Mindestens 2,50 Euro soll ein Tagesbesucher in Venedig bald berappen und damit ein Eintrittsgeld nur für den Besuch der Stadt entrichten.

Seit Jahren kämpft Venedig gegen den Touristen-Ansturm. Nun hat die Regierung eine neue Idee: Eintrittskarten sollen erforderlich sein, die Urlauber werden zur Kasse gebeten. Mindestens 2,50 Euro soll ein Tagesbesucher in Venedig bald berappen und damit ein Eintrittsgeld nur für den Besuch der Stadt entrichten. Das sieht der überarbeitete Haushaltsplan der italienischen Regierung vor, der vom Parlament in Rom verabschiedet wurde.

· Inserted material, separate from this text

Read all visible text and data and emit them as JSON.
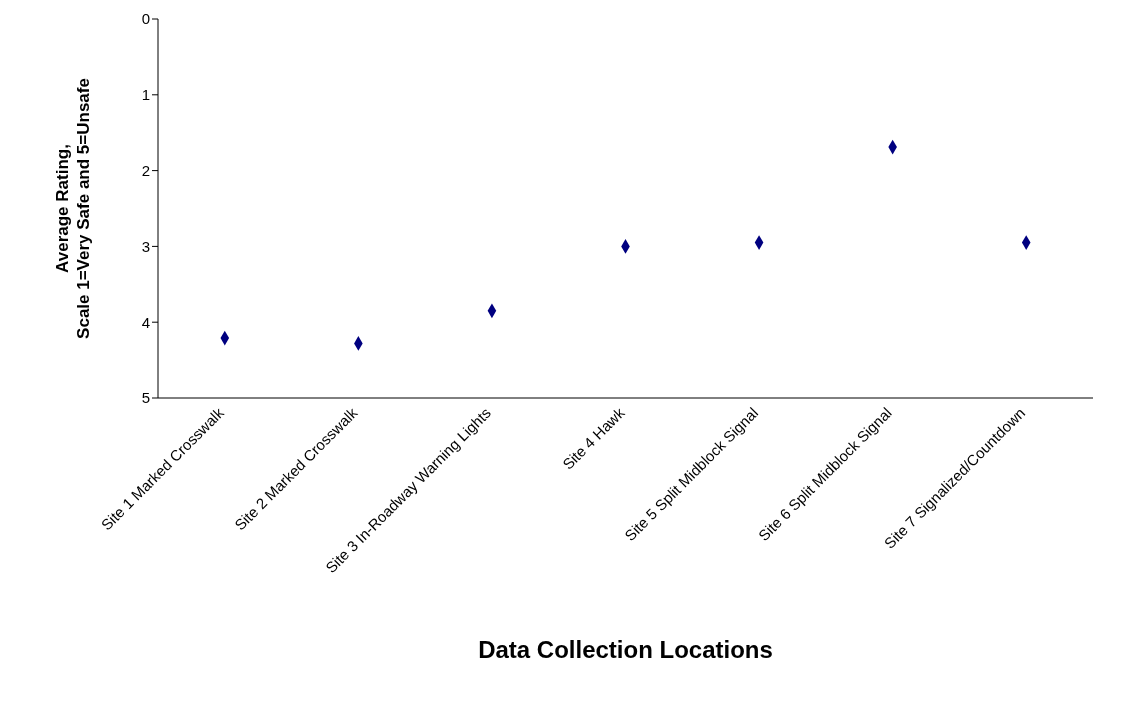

Touristen könnten dann – je nach Saison – von 2,50 Euro bis maximal 10 Euro für eine Eintrittskarte für den Besuch der Lagunenstadt bezahlen müssen, so Venedigs Bürgermeister Luigi Brugnaro. Die Maßnahme soll nur Tagestouristen betreffen. Hotelgäste zahlen bereits eine Ortstaxe. Zu zahlen wäre der Eintritt für Venedig über die Verkehrsmittel wie Busse oder Kreuzfahrtschiffe, bevor die Reisenden in die Stadt kommen. Die neue Regelung kann ab sofort eingeführt werden, Beobachter rechnen mit dem Start der Sommersaison ab Mai 2019.